Barbara überhörte das. Sie übersah auch Patricias aufgeregtes Fingerschnipsen. Lieber nahm sie die kleine Petra dran. Während Petra brav Zeile für Zeile las, begann Barbara eine Osterglocke an die Tafel zu malen. Dabei dachte sie an Gritli und wie zutreffend Karli ihre häufige Ungeduld dem Kind gegenüber erwähnt hatte. War sie vielleicht doch ungerecht? Sie wußte es doch längst, die kleine Gritli hatte es schwerer als die anderen Kinder.

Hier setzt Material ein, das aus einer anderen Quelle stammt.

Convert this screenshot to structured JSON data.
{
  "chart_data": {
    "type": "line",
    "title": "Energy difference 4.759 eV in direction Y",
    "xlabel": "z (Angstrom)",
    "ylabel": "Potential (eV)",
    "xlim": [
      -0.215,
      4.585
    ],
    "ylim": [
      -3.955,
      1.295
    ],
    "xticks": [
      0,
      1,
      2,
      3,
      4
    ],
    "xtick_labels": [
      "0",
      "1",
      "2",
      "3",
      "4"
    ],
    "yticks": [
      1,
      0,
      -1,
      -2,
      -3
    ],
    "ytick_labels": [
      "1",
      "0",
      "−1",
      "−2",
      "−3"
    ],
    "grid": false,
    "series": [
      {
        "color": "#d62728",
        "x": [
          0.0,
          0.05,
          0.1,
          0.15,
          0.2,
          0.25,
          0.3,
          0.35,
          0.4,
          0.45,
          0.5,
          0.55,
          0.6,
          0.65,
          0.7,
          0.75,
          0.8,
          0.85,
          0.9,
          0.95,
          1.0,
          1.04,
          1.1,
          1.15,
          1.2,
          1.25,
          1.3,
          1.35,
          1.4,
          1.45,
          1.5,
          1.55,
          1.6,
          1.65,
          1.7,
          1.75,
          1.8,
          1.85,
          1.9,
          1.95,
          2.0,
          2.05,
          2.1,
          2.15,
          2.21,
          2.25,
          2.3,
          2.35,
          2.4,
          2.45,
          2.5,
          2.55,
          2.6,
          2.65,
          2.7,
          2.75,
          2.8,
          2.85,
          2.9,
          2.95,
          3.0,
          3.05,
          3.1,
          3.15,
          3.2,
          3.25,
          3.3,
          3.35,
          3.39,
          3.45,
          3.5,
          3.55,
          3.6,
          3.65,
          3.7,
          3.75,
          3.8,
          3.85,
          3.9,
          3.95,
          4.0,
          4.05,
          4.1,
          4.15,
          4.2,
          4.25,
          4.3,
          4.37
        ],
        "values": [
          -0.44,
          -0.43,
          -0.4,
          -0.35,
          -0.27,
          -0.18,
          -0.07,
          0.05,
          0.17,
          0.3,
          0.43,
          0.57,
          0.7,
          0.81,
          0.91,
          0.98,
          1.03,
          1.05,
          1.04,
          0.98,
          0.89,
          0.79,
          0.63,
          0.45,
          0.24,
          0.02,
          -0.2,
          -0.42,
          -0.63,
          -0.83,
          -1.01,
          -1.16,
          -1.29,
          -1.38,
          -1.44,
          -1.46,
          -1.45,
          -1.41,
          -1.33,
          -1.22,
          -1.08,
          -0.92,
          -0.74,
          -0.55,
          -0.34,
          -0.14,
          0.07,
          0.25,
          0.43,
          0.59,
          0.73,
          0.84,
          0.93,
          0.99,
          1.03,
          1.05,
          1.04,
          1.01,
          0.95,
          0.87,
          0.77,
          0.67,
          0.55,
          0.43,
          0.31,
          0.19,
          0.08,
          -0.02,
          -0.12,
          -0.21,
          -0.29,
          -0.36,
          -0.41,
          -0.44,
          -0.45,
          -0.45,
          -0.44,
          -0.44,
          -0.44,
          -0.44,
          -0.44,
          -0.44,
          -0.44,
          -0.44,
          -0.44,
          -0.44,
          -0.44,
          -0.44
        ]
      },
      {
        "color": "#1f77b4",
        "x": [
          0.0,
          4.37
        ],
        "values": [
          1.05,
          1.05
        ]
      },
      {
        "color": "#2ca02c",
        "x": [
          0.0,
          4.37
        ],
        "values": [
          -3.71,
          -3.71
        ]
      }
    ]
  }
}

Ob sie sich deshalb so oft auf die Gipfel der Berge flüchtete, um von dort aus weit nach Westen zu schauen und aus den Schattierungen des Sonnenlichts auf den Höhen der Bergriesen und der zahllosen Formen der Wolken das Wetter der nächsten Tage vorhersagen zu können? Gritlis Mutter war bei ihrer Geburt gestorben. Bald darauf war ihr Vater in die weite Welt verschwunden. Seitdem wurde das Kind von seiner Großmutter Agnes, der alten Tante Theres und dem Onkel Sepp Heimhofer aufgezogen. Aber außer der alten Tante, die schon recht hinfällig sein mußte, fand keiner der Verwandten Zeit, um der Kleinen bei den Hausaufgaben zu helfen. Außer ihr gab es dort oben am Hang auch keine anderen Kinder, sondern nur Schafe, Kühe und Ziegen, Hühner und Katzen. Im Sommer, wenn die Kühe auf der Alm grasten, mußte das Kind beim Herunterschaffen der Milch helfen. Das allein nahm doch Stunden in Anspruch!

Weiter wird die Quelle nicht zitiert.